Monday, July 16, 2007
C.A. Takes Broad View of Law on Venue in Local Agency Suits
Out-ot-County Plaintiff Sued on Cross-Complaint Is Entitled to Have Case Transferred, Panel Rules
By Kenneth Ofgang, Staff Writer
A plaintiff who becomes the subject of a cross-complaint by a defendant that is a local government entity may invoke the right to trial in a neutral county, the Fourth District Court of Appeal ruled Friday.
Div. One denied a petition by the Metropolitan Transit System, which is responsible for construction of a portion of the San Diego trolley system and sought to block San Diego Superior Court Judge Yuri Hoffman’s order granting a change of venue.
Balfour Beaty/Ortiz Enterprises, Inc., a principal contractor on the La Mesa extension of the trolley’s Mission Valley Line, sued for $16 million it said it was owed as a result of design deficiencies and other failures of the agency. The MTS responded with a $4 million cross-complaint, saying it had overpaid the contractor.
New Venue Sought
Balfour Beaty/Ortiz, a joint venture of two corporations based in Solano and Orange counties, then moved for a change of venue under Code of Civil Procedure Sec. 394. The statute generally requires that a change be granted upon timely motion of a “defendant” if the plaintiff is a local agency situated in the county where the suit is filed and the defendant does not reside or do business in that county.

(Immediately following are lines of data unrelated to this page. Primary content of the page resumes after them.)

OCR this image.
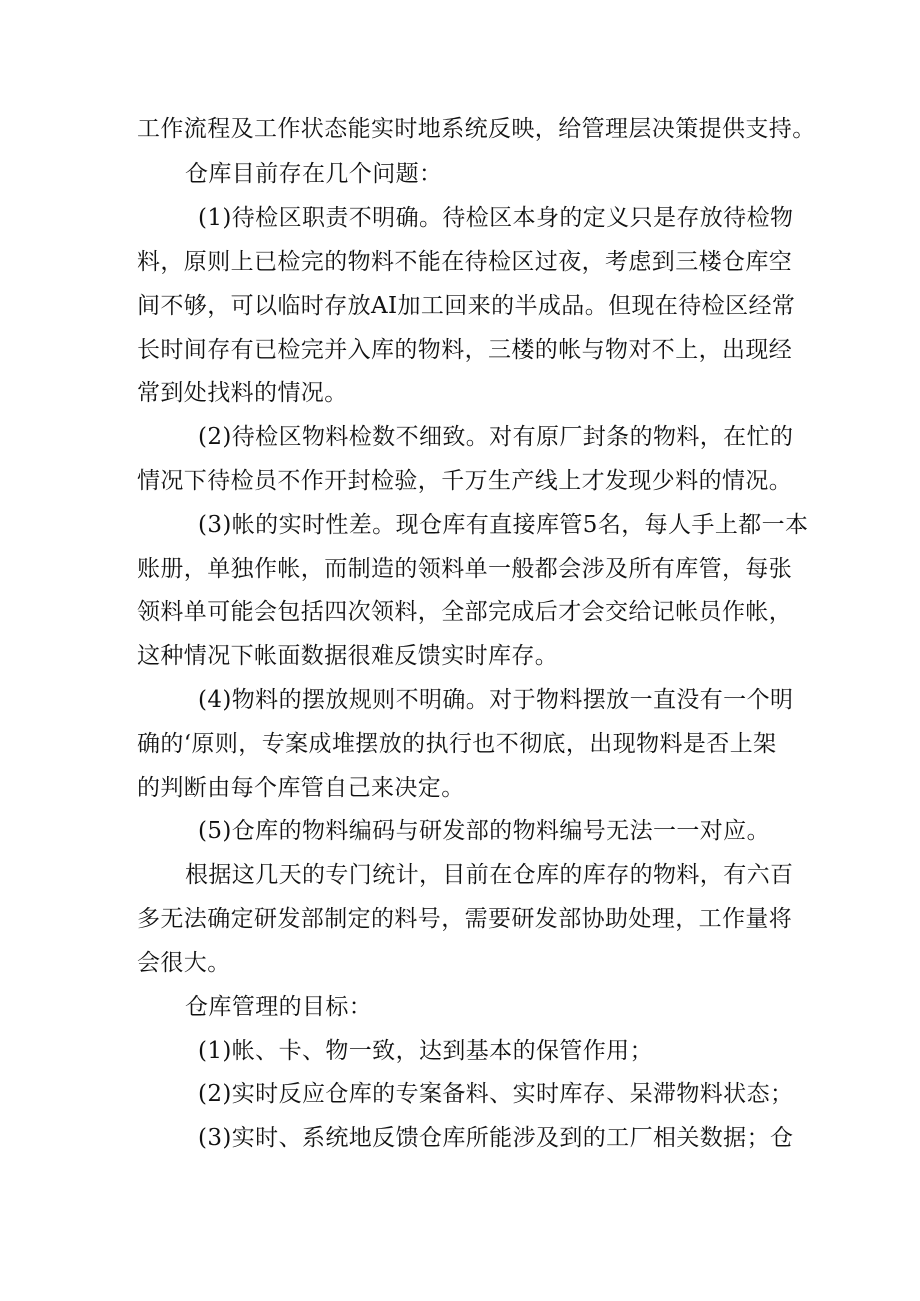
工作流程及工作状态能实时地系统反映，给管理层决策提供支持。
仓库目前存在几个问题：
(1)待检区职责不明确。待检区本身的定义只是存放待检物
料，原则上已检完的物料不能在待检区过夜，考虑到三楼仓库空
间不够，可以临时存放AI加工回来的半成品。但现在待检区经常
长时间存有已检完并入库的物料，三楼的帐与物对不上，出现经
常到处找料的情况。
(2)待检区物料检数不细致。对有原厂封条的物料，在忙的
情况下待检员不作开封检验，千万生产线上才发现少料的情况。
(3)帐的实时性差。现仓库有直接库管5名，每人手上都一本
账册，单独作帐，而制造的领料单一般都会涉及所有库管，每张
领料单可能会包括四次领料，全部完成后才会交给记帐员作帐，
这种情况下帐面数据很难反馈实时库存。
(4)物料的摆放规则不明确。对于物料摆放一直没有一个明
确的‘原则，专案成堆摆放的执行也不彻底，出现物料是否上架
的判断由每个库管自己来决定。
(5)仓库的物料编码与研发部的物料编号无法一一对应。
根据这几天的专门统计，目前在仓库的库存的物料，有六百
多无法确定研发部制定的料号，需要研发部协助处理，工作量将
会很大。
仓库管理的目标：
(1)帐、卡、物一致，达到基本的保管作用；
(2)实时反应仓库的专案备料、实时库存、呆滞物料状态；
(3)实时、系统地反馈仓库所能涉及到的工厂相关数据；仓
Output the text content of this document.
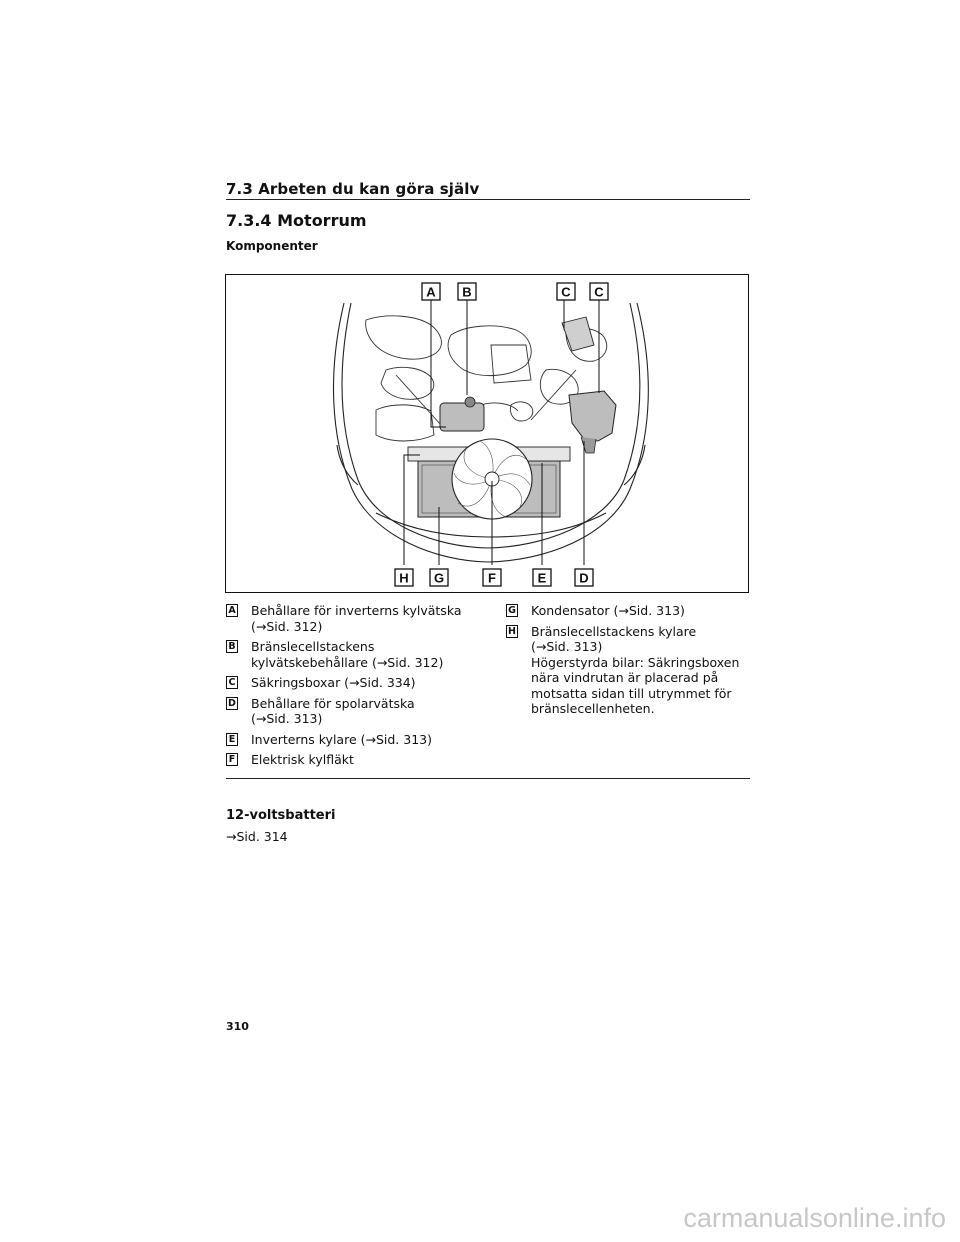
7.3 Arbeten du kan göra själv
7.3.4 Motorrum
Komponenter
A B	C C
H G	F	E	D
A Behållare för inverterns kylvätska
(→Sid. 312)
B Bränslecellstackens
kylvätskebehållare (→Sid. 312)
C Säkringsboxar (→Sid. 334)
D Behållare för spolarvätska
(→Sid. 313)
E Inverterns kylare (→Sid. 313)
F Elektrisk kylfläkt
G Kondensator (→Sid. 313)
H Bränslecellstackens kylare
(→Sid. 313)
Högerstyrda bilar: Säkringsboxen
nära vindrutan är placerad på
motsatta sidan till utrymmet för
bränslecellenheten.
12-voltsbatteri
→Sid. 314
310
carmanualsonline.info
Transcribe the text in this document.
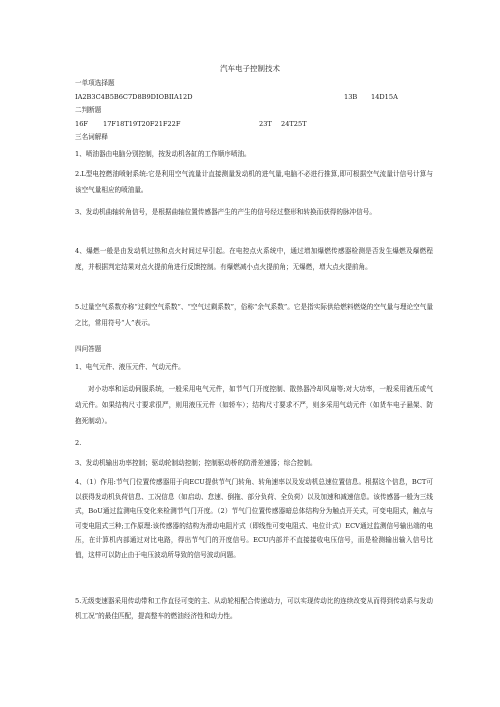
汽车电子控制技术
一单项选择题
IA2B3C4B5B6C7D8B9DIOBIIA12D	13B 14D15A
二判断题
16F 17F18T19T20F21F22F	23T 24T25T
三名词解释
1、喷油器由电脑分别控制，按发动机各缸的工作顺序喷油。
2.L型电控燃油喷射系统:它是利用空气流量计直接测量发动机的进气量,电脑不必进行推算,即可根据空气流量计信号计算与该空气量相应的喷油量。
3、发动机曲轴转角信号，是根据曲轴位置传感器产生的产生的信号经过整形和转换而获得的脉冲信号。
4、爆燃一般是由发动机过热和点火时间过早引起。在电控点火系统中，通过增加爆燃传感器检测是否发生爆燃及爆燃程度，并根据判定结果对点火提前角进行反馈控制。有爆燃减小点火提前角；无爆燃，增大点火提前角。
5.过量空气系数亦称“过剩空气系数”、“空气过剩系数”，俗称“余气系数”。它是指实际供给燃料燃烧的空气量与理论空气量之比，常用符号“人”表示。
四问答题
1、电气元件、液压元件、气动元件。
对小功率和运动伺服系统，一般采用电气元件，如节气门开度控制、散热器冷却风扇等;对大功率，一般采用液压或气动元件。如果结构尺寸要求很严，则用液压元件（如轿车）；结构尺寸要求不严，则多采用气动元件（如货车电子悬架、防抱死制动）。
2.
3、发动机输出功率控制；驱动轮制动控制；控制驱动桥的防滑差速器；综合控制。
4、（1）作用:节气门位置传感器用于向ECU提供节气门转角、转角速率以及发动机总速位置信息。根据这个信息，BCT可以获得发动机负荷信息、工况信息（如启动、怠速、倒拖、部分负荷、全负荷）以及加速和减速信息。该传感器一般为三线式，BoU通过监测电压变化来检测节气门开度。（2）节气门位置传感器暗总体结构分为触点开关式，可变电阻式，触点与可变电阻式三种;工作原理:该传感器的结构为滑动电阻片式（即线性可变电阻式、电位计式）ECV通过监测信号输出端的电压，在计算机内部通过对比电路，得出节气门的开度信号。ECU内部并不直接接收电压信号，而是检测输出输入信号比值，这样可以防止由于电压波动所导致的信号波动问题。
5.无级变速器采用传动带和工作直径可变的主、从动轮相配合传递动力，可以实现传动比的连续改变从而得到传动系与发动机工况”的最佳匹配，提高整车的燃油经济性和动力性。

Justice Patricia Benke, writing for the Court of Appeal, explained that it “issued an order to show cause because there is a conflict in the cases as to whether cross-defendants may bring a motion under section 394 and there is no authority discussing the applicability of the statute when, as here, a local agency has brought a compulsory cross-complaint against a plaintiff.”
Given the purpose of the statute, which is to protect defendants against the possibility of local bias, the better rule is that any cross-defendant, including a plaintiff who is the subject of compulsory cross-complaint, may invoke Sec. 394, the justice concluded.
Supreme Court Ruling
Benke explained that under a 1976 California Supreme Court decision, a corporation that is headquartered in another county, but which has a substantial presence in the county where suit is filed, is not deemed to be doing business in the latter county if that presence is related to the work which is the subject of the lawsuit.
The high court held that the defendant, a corporation that was headquartered in San Diego County but did work in Alameda County for the Bay Area Transit District, was entitled to a change of venue when BART sued it in Alameda Superior Court. Sec. 394, the justices said, should be interpreted so as to “promote rather than frustrate the policy behind the law.”
Under that standard, Benke wrote, the motion by Balfour Beaty/Ortiz was correctly granted. The fact that it brought the action, she said, “does not provide any rationale for excluding it from the scope of section 394.”
Such a plaintiff/cross-defendant, the justice said, is not “required to forego asserting [a valid] claim in order to avoid trial of the local agency’s cross-complaints in a biased venue.”
The jurist went on to reject the claim that Balfour Beaty/Ortiz had done enough business in San Diego County to be deemed a resident of the county for purposes of the statute.
She noted that the joint venture had no business operations in the county outside of the MTS contract; that neither the joint venture nor the corporations that comprised it were headquartered in the county, and that one of the joint venture companies did no other business in the county and the other had performed only two other contracts in the county in the previous 10 years, accounting for less than 5 percent of the company’s revenues over that period.
The case is Metropolitan Transit System v. Superior Court (Balfour Beaty/Ortiz Enterprises, Inc.), 07 S.O.S. 4502.